To give you my train of thought up until this point – I was horrified to see my baby, which I invested in at 0 debt levels, being polluted. Nevertheless, business was stellar, debt was supportable, and the stock appreciated grandiosely. The debenture was a huge positive for shareholders. It only meant that every dip was a buying opportunity. The fundamentals remained stellar.
- I was not concerned about the convertible; at end of July 2018, I had 53% of my brokerage account invested into AYX (I will literally have this audited in fund formation procedures).

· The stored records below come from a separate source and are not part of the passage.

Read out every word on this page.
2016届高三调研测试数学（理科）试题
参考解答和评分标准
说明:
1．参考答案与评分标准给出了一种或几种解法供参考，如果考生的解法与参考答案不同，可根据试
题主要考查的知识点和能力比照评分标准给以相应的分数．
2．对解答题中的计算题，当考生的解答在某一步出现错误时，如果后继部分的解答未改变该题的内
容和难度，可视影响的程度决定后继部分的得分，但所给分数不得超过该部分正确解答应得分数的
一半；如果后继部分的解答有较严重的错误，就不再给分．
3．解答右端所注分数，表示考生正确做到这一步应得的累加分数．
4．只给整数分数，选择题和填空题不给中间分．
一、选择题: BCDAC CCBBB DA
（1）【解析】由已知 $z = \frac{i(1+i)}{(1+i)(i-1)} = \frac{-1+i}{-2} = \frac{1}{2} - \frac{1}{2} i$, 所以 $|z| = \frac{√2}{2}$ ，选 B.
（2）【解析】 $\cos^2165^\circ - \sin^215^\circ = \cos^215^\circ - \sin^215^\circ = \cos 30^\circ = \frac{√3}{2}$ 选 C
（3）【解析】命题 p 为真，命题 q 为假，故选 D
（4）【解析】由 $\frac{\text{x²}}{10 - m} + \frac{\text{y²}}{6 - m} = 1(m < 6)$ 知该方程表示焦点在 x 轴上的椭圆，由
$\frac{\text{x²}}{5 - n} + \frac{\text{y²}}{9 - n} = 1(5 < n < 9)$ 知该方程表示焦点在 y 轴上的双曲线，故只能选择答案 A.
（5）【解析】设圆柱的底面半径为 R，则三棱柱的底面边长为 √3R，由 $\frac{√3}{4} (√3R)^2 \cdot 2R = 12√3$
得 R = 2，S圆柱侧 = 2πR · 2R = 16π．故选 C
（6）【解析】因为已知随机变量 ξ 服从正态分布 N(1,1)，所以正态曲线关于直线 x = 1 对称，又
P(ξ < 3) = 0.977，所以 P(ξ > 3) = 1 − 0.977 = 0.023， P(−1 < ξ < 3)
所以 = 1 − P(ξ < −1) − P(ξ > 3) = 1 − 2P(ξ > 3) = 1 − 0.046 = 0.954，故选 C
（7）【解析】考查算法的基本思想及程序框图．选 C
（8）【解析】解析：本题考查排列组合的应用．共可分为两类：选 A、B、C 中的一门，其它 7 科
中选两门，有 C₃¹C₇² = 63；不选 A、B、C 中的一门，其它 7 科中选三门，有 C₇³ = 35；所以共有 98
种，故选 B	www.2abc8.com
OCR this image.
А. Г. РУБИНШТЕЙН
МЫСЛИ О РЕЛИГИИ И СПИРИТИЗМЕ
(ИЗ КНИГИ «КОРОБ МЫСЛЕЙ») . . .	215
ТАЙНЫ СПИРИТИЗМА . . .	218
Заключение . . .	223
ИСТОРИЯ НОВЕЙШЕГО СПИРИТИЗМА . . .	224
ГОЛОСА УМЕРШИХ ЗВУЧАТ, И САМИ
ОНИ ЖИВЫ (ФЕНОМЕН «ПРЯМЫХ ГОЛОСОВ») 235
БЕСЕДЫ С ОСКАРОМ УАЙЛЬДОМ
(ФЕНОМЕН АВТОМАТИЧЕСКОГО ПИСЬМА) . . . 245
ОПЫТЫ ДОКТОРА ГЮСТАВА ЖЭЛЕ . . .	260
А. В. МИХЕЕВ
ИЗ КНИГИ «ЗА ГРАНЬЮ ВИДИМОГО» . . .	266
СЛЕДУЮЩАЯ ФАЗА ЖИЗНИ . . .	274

- Important note: after all this, at this point, we observe a beta on the stock, adjusted or otherwise, nearing 2.0. That is extremely volatile to begin with . . . before what happened next . . .
- Please see appendix on page 13 of this document for the debenture instrument I covered above.
Institutional Coverage: The company became very successful very fast. Then came what I call the ‘kiss of death.’ My history delineates I try finding companies early, before big buyers come in. Well, here, they came in all at once. In mid-2019, at all-time highs at a range between $80 – $90, two disasters happen (which do not seem like disasters – if you do not understand the business of capital markets – because initially, this sent us to all-time highs):
- CNBC starts blasting AYX all over the place. Note, I do not watch a minute of that garbage, but my colleague told me about this, and I tuned in. Jim Cramer begins heralding AYX and thinks he found gold. He, of course, presents the company in a media frenzy, tech sense. AYX is still smashing estimates and growing 50%+. It is likely the Cramer endorsement got buying viewership, most certainly of retail investors, but that means very little now that we sit at a $9 Billion-ish market cap, have a beta of 2.0, have 50%+ growth, have convertible debentures, and have no profit. Regardless, at this level of success as a tech company, the institutions began to watch/pile in.
- At this point, the stock has been arbitrarily reduced to and grouped with other high flying, leveraged SaaS companies (I call them leveraged particles of shit) such as $DDOG, $OCTA, etc. (the same ones it is being grouped with today).
- Goldman Sachs issues a buy rating on the stock of $111 or $105 in June 2019 (something around that) when the stock was around $95. I believe this was the first substantial endorsement for the company. It also came around the same time as the Cramer endorsement (mid-2019). Remember, Goldman issued the 2018 convertible debenture (. . . cue the institutions. . . cue volatility . . .) on the sell side.